I’m naturally a shy person, but I’m curious and I love meeting new people as a guide. I enjoy showing people the hidden side of things and sharing the insider knowledge that it’s taken me years to accumulate. In return, each and every guest I travel with enriches my life and teaches me something. It’s this process of mutual learning and discovery that makes guiding gratifying.

When you started with DuVine, you had already been living and guiding in Spain for several years. What drew you to Andalucía?

My wife! She’s Spanish but we met while I was working in Burgundy. She didn’t speak much English and I didn’t speak much Spanish, so we spoke together in French instead. From the beginning, we’ve lived an exploratory lifestyle, citizens of nowhere but people of everywhere. To this day we mainly speak French together.

Tell us about raising a family in Spain and assimilating into Spanish culture. 

Since moving to Andalucía over twenty years ago, our family has become a multi-cultural melting pot. We frequently spend time with my wife’s warm and welcoming Andalusian family. When the whole crew is together, the spirited Andalusian personality tends to provoke some passionate debates! Our children are resolutely Spanish at heart, but proud of their Irish roots, and my eldest is currently in college in Dublin. As an adopted Andalusian, I aspire to channel the openness and zest for life of my Spanish neighbors.
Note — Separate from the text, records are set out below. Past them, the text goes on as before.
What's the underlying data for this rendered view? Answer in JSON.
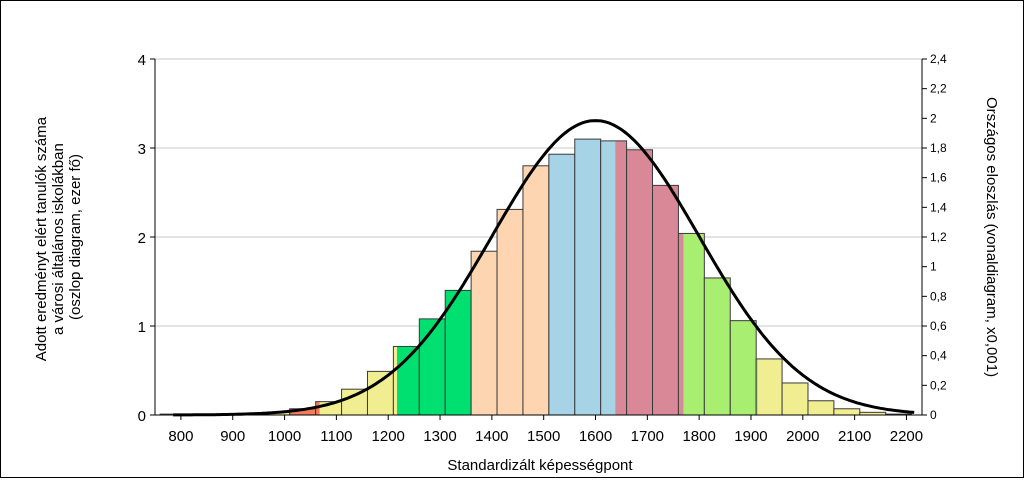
{
  "chart_data": {
    "type": "bar",
    "title": "",
    "xlabel": "Standardizált képességpont",
    "ylabel_left_lines": [
      "Adott eredményt elért tanulók száma",
      "a városi általános iskolákban",
      "(oszlop diagram, ezer fő)"
    ],
    "ylabel_right": "Országos eloszlás (vonaldiagram, x0,001)",
    "xlim": [
      750,
      2230
    ],
    "ylim_left": [
      0,
      4
    ],
    "ylim_right": [
      0,
      2.4
    ],
    "grid": "horizontal",
    "x_ticks": [
      800,
      900,
      1000,
      1100,
      1200,
      1300,
      1400,
      1500,
      1600,
      1700,
      1800,
      1900,
      2000,
      2100,
      2200
    ],
    "y_left_ticks": [
      0,
      1,
      2,
      3,
      4
    ],
    "y_right_ticks": [
      "0",
      "0,2",
      "0,4",
      "0,6",
      "0,8",
      "1",
      "1,2",
      "1,4",
      "1,6",
      "1,8",
      "2",
      "2,2",
      "2,4"
    ],
    "bar_width": 50,
    "bars": [
      {
        "x_start": 760,
        "value": 0.01,
        "segments": [
          {
            "to": 810,
            "color": "#f0ee90"
          }
        ]
      },
      {
        "x_start": 810,
        "value": 0.01,
        "segments": [
          {
            "to": 860,
            "color": "#f0ee90"
          }
        ]
      },
      {
        "x_start": 860,
        "value": 0.01,
        "segments": [
          {
            "to": 910,
            "color": "#f0ee90"
          }
        ]
      },
      {
        "x_start": 910,
        "value": 0.02,
        "segments": [
          {
            "to": 960,
            "color": "#f0ee90"
          }
        ]
      },
      {
        "x_start": 960,
        "value": 0.03,
        "segments": [
          {
            "to": 1010,
            "color": "#f0ee90"
          }
        ]
      },
      {
        "x_start": 1010,
        "value": 0.07,
        "segments": [
          {
            "to": 1060,
            "color": "#f47c5c"
          }
        ]
      },
      {
        "x_start": 1060,
        "value": 0.15,
        "segments": [
          {
            "to": 1068,
            "color": "#f47c5c"
          },
          {
            "to": 1110,
            "color": "#f0ee90"
          }
        ]
      },
      {
        "x_start": 1110,
        "value": 0.29,
        "segments": [
          {
            "to": 1160,
            "color": "#f0ee90"
          }
        ]
      },
      {
        "x_start": 1160,
        "value": 0.49,
        "segments": [
          {
            "to": 1210,
            "color": "#f0ee90"
          }
        ]
      },
      {
        "x_start": 1210,
        "value": 0.77,
        "segments": [
          {
            "to": 1217,
            "color": "#f0ee90"
          },
          {
            "to": 1260,
            "color": "#00e070"
          }
        ]
      },
      {
        "x_start": 1260,
        "value": 1.08,
        "segments": [
          {
            "to": 1310,
            "color": "#00e070"
          }
        ]
      },
      {
        "x_start": 1310,
        "value": 1.4,
        "segments": [
          {
            "to": 1360,
            "color": "#00e070"
          }
        ]
      },
      {
        "x_start": 1360,
        "value": 1.84,
        "segments": [
          {
            "to": 1410,
            "color": "#fdd5b1"
          }
        ]
      },
      {
        "x_start": 1410,
        "value": 2.31,
        "segments": [
          {
            "to": 1460,
            "color": "#fdd5b1"
          }
        ]
      },
      {
        "x_start": 1460,
        "value": 2.8,
        "segments": [
          {
            "to": 1510,
            "color": "#fdd5b1"
          }
        ]
      },
      {
        "x_start": 1510,
        "value": 2.93,
        "segments": [
          {
            "to": 1560,
            "color": "#a6d4e6"
          }
        ]
      },
      {
        "x_start": 1560,
        "value": 3.1,
        "segments": [
          {
            "to": 1610,
            "color": "#a6d4e6"
          }
        ]
      },
      {
        "x_start": 1610,
        "value": 3.08,
        "segments": [
          {
            "to": 1638,
            "color": "#a6d4e6"
          },
          {
            "to": 1660,
            "color": "#d98898"
          }
        ]
      },
      {
        "x_start": 1660,
        "value": 2.98,
        "segments": [
          {
            "to": 1710,
            "color": "#d98898"
          }
        ]
      },
      {
        "x_start": 1710,
        "value": 2.58,
        "segments": [
          {
            "to": 1760,
            "color": "#d98898"
          }
        ]
      },
      {
        "x_start": 1760,
        "value": 2.04,
        "segments": [
          {
            "to": 1770,
            "color": "#d98898"
          },
          {
            "to": 1810,
            "color": "#a8ee70"
          }
        ]
      },
      {
        "x_start": 1810,
        "value": 1.54,
        "segments": [
          {
            "to": 1860,
            "color": "#a8ee70"
          }
        ]
      },
      {
        "x_start": 1860,
        "value": 1.06,
        "segments": [
          {
            "to": 1910,
            "color": "#a8ee70"
          }
        ]
      },
      {
        "x_start": 1910,
        "value": 0.63,
        "segments": [
          {
            "to": 1914,
            "color": "#a8ee70"
          },
          {
            "to": 1960,
            "color": "#f0ee90"
          }
        ]
      },
      {
        "x_start": 1960,
        "value": 0.36,
        "segments": [
          {
            "to": 2010,
            "color": "#f0ee90"
          }
        ]
      },
      {
        "x_start": 2010,
        "value": 0.16,
        "segments": [
          {
            "to": 2060,
            "color": "#f0ee90"
          }
        ]
      },
      {
        "x_start": 2060,
        "value": 0.07,
        "segments": [
          {
            "to": 2110,
            "color": "#f0ee90"
          }
        ]
      },
      {
        "x_start": 2110,
        "value": 0.03,
        "segments": [
          {
            "to": 2160,
            "color": "#f0ee90"
          }
        ]
      },
      {
        "x_start": 2160,
        "value": 0.01,
        "segments": [
          {
            "to": 2210,
            "color": "#f0ee90"
          }
        ]
      }
    ],
    "line_series": {
      "mean": 1600,
      "sd": 200,
      "peak": 1.985,
      "x_range": [
        785,
        2215
      ],
      "color": "#000000"
    }
  }
}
I come from a long line of foodies, and Spanish cuisine has become my favorite way of connecting to the culture. Spaniards are masters of taking the freshest produce and preparing food in healthy simplicity. Even after 20 years, I simply can’t resist a plate of aged Pata Negra ham. I’ve learned many Andalusian recipes from my family and friends, and whenever we host a party I whip up a delicious vat of seafood paella to share.

You’ve created many of DuVine’s itineraries in Spain and Portugal. What’s your creative imprint as a trip designer?
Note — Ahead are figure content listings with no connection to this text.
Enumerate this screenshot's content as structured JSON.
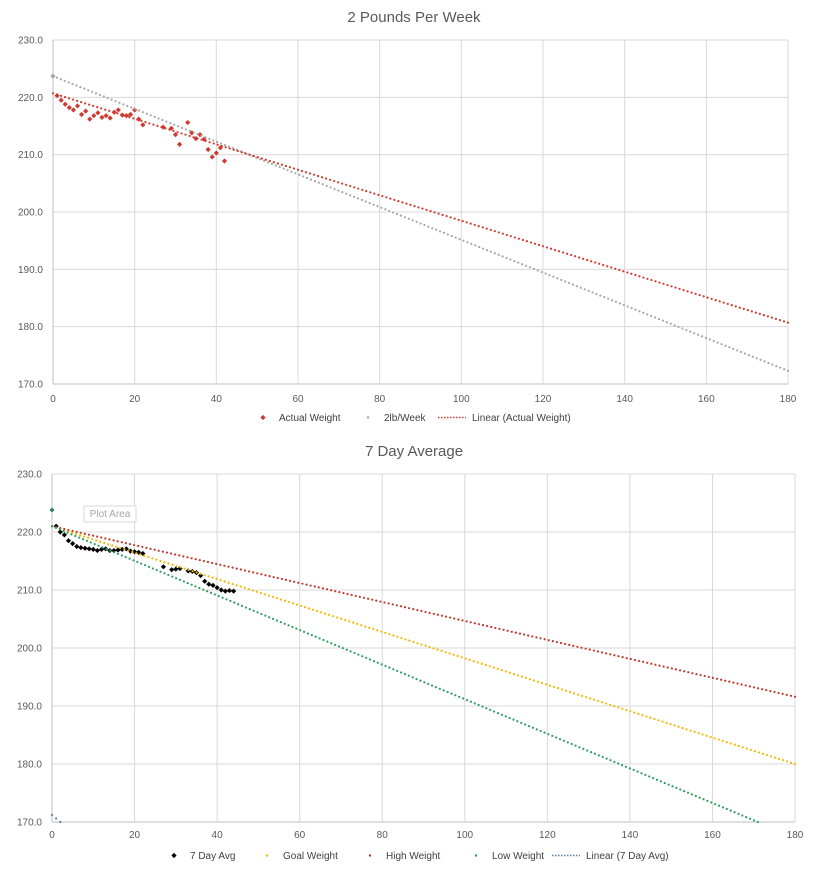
{
  "chart_data": [
    {
      "type": "scatter",
      "title": "2 Pounds Per Week",
      "xlabel": "",
      "ylabel": "",
      "xlim": [
        0,
        180
      ],
      "ylim": [
        170,
        230
      ],
      "xticks": [
        0,
        20,
        40,
        60,
        80,
        100,
        120,
        140,
        160,
        180
      ],
      "yticks": [
        170,
        180,
        190,
        200,
        210,
        220,
        230
      ],
      "ytick_format": "one-decimal",
      "grid": true,
      "legend_position": "bottom",
      "series": [
        {
          "name": "Actual Weight",
          "kind": "markers",
          "marker": "diamond",
          "color": "#d03a2f",
          "x": [
            1,
            2,
            3,
            4,
            5,
            6,
            7,
            8,
            9,
            10,
            11,
            12,
            13,
            14,
            15,
            16,
            17,
            18,
            19,
            20,
            21,
            22,
            27,
            29,
            30,
            31,
            33,
            34,
            35,
            36,
            37,
            38,
            39,
            40,
            41,
            42
          ],
          "y": [
            220.3,
            219.5,
            218.8,
            218.2,
            217.8,
            218.5,
            217,
            217.6,
            216.2,
            216.8,
            217.3,
            216.5,
            216.8,
            216.4,
            217.4,
            217.8,
            216.9,
            216.8,
            217,
            217.8,
            216.2,
            215.2,
            214.8,
            214.6,
            213.5,
            211.8,
            215.6,
            213.8,
            212.8,
            213.5,
            212.7,
            210.9,
            209.6,
            210.3,
            211.2,
            208.9
          ]
        },
        {
          "name": "2lb/Week",
          "kind": "dotted-line",
          "marker": "circle",
          "color": "#a6a6a6",
          "x": [
            0,
            180
          ],
          "y": [
            223.7,
            172.3
          ]
        },
        {
          "name": "Linear (Actual Weight)",
          "kind": "dotted-line",
          "marker": "line",
          "color": "#d03a2f",
          "x": [
            0,
            180
          ],
          "y": [
            220.7,
            180.7
          ]
        }
      ],
      "start_point": {
        "x": 0,
        "y": 223.7,
        "color": "#a6a6a6"
      }
    },
    {
      "type": "scatter",
      "title": "7 Day Average",
      "xlabel": "",
      "ylabel": "",
      "xlim": [
        0,
        180
      ],
      "ylim": [
        170,
        230
      ],
      "xticks": [
        0,
        20,
        40,
        60,
        80,
        100,
        120,
        140,
        160,
        180
      ],
      "yticks": [
        170,
        180,
        190,
        200,
        210,
        220,
        230
      ],
      "ytick_format": "one-decimal",
      "grid": true,
      "legend_position": "bottom",
      "tooltip": "Plot Area",
      "series": [
        {
          "name": "7 Day Avg",
          "kind": "markers",
          "marker": "diamond",
          "color": "#000000",
          "x": [
            1,
            2,
            3,
            4,
            5,
            6,
            7,
            8,
            9,
            10,
            11,
            12,
            13,
            14,
            15,
            16,
            17,
            18,
            19,
            20,
            21,
            22,
            27,
            29,
            30,
            31,
            33,
            34,
            35,
            36,
            37,
            38,
            39,
            40,
            41,
            42,
            43,
            44
          ],
          "y": [
            221,
            220,
            219.5,
            218.5,
            218,
            217.5,
            217.3,
            217.2,
            217.1,
            217,
            216.8,
            217,
            217.1,
            216.8,
            216.8,
            216.9,
            217,
            217.1,
            216.7,
            216.6,
            216.5,
            216.3,
            214,
            213.5,
            213.6,
            213.7,
            213.3,
            213.2,
            213,
            212.5,
            211.5,
            211,
            210.8,
            210.4,
            210,
            209.8,
            209.9,
            209.8
          ]
        },
        {
          "name": "Goal Weight",
          "kind": "dotted-line",
          "marker": "circle",
          "color": "#f5b800",
          "x": [
            0,
            180
          ],
          "y": [
            221,
            180
          ]
        },
        {
          "name": "High Weight",
          "kind": "dotted-line",
          "marker": "circle",
          "color": "#c0392b",
          "x": [
            0,
            180
          ],
          "y": [
            221,
            191.6
          ]
        },
        {
          "name": "Low Weight",
          "kind": "dotted-line",
          "marker": "circle",
          "color": "#2e9e5f",
          "x": [
            0,
            171
          ],
          "y": [
            221,
            170
          ]
        },
        {
          "name": "Linear (7 Day Avg)",
          "kind": "dotted-line",
          "marker": "line",
          "color": "#5b7fa6",
          "x": [
            0,
            2
          ],
          "y": [
            171.2,
            170
          ]
        }
      ],
      "start_point": {
        "x": 0,
        "y": 223.8,
        "color": "#2e8b57"
      }
    }
  ]
}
I think about each itinerary as a dynamic flow. I’m attentive to detail and love the challenge of putting all the pieces together. For me, a great trip builds layers of complexity and difficulty from one day to the next, creating a gradual crescendo of experience that leaves people thinking “wow!”

What role do you play as a DuVine guide?

To me, a guide is a facilitator, a friend, and an educator. We’re the people who smooth out all the wrinkles so you can relax and have fun.

On one trip I guided in Andalucía, a guest was memorably thankful at the end of the week. He said, “I haven’t felt like this since I was a kid. I didn’t have to stress about anything. It reminded me of being six years old, when the only decision I had to make was whether to eat Corn Flakes or Rice Krispies for breakfast.”

To me, that’s the role of a guide. We create that “Corn Flakes or Rice Krispies” moment. We give you a week to relax amidst the chaos of regular life. There’s nothing more rewarding than knowing my guests leave tour feeling relaxed and rejuvenated. As a guide, this is the greatest gift I can give.